Consumer demand and technological change will drive stunning growth in online video for years to come, so long as Internet access is widely available to all, a Senate committee heard Tuesday.
But he urged Congress to ensure that “the rules of the game favor entry and innovation” and not the financial interests of “incumbents” — his code word for cable, telephone and satellite providers keen to guard profitable turf.
Diller — a former Hollywood studio and television boss who now oversees Aereo, which relays local TV channels to Internet viewers for a monthly fee — also lamented the relatively poor state of the US broadband network.
Committee chairman Jay Rockefeller, a Democrat from rural West Virginia, convened the hearing — the first of its kind on Capitol Hill, he said — to reflect on how online video might lead to better content for less cost.
Susan Whiting, vice chair of television ratings organization Neilsen, said Americans on average watch five hours of video a day — most of it still in real time on traditional television sets.

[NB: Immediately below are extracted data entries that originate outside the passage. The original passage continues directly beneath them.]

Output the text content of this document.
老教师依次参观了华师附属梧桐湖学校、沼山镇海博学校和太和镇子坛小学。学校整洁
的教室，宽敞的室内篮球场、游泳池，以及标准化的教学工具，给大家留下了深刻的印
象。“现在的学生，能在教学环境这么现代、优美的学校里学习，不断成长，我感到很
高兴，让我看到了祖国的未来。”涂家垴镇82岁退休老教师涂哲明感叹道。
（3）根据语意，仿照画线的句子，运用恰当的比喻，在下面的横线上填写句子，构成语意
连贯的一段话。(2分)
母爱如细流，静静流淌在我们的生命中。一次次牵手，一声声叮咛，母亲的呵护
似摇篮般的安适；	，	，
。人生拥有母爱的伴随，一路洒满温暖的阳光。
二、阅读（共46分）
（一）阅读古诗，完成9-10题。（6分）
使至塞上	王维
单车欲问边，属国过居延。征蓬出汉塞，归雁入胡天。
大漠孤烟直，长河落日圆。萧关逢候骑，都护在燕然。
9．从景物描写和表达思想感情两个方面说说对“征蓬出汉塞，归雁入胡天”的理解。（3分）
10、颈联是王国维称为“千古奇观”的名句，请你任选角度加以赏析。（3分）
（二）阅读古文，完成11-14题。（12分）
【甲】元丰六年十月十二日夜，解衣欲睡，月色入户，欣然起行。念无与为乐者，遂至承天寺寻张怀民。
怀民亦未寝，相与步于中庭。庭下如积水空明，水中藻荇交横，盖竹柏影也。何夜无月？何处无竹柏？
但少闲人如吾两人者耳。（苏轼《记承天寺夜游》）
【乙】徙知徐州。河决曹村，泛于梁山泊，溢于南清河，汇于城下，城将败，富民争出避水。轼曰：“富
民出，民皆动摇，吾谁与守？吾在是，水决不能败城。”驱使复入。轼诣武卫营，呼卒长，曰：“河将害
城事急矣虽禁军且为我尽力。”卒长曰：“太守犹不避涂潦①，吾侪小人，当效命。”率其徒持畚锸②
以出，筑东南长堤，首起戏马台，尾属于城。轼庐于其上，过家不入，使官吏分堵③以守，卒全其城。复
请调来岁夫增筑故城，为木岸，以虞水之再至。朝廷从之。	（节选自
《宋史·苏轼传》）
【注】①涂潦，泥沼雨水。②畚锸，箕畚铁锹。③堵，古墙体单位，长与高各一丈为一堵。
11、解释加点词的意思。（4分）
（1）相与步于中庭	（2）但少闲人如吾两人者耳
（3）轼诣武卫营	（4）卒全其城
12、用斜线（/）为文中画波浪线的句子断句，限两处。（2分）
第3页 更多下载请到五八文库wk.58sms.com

But with the number of Americans with Internet access doubling since 2000, and video now available on smartphones and tablets, Whiting said more and more viewing is taking place on both computers and mobile devices.
Microsoft’s vice president for media and entertainment, Blair Westlake, cited the software giant’s Xbox evolution from a gaming console to a video entertainment hub as an example of how fast technology is changing.
But he stressed that universal access to high-speed broadband was “the single most important issue shaping the future of video.”
Paul Misener, vice president for global public policy at Amazon.com, the online bookseller that now also offers streaming video, said consumers were in the driver’s seat when it came to establishing new ways to watch video.
But “this assumes the Internet will remain a non-discriminatory, open platform,” he said, urging “vigilance” against “immutable or unrealistically priced” ceilings on how much data subscribers can download.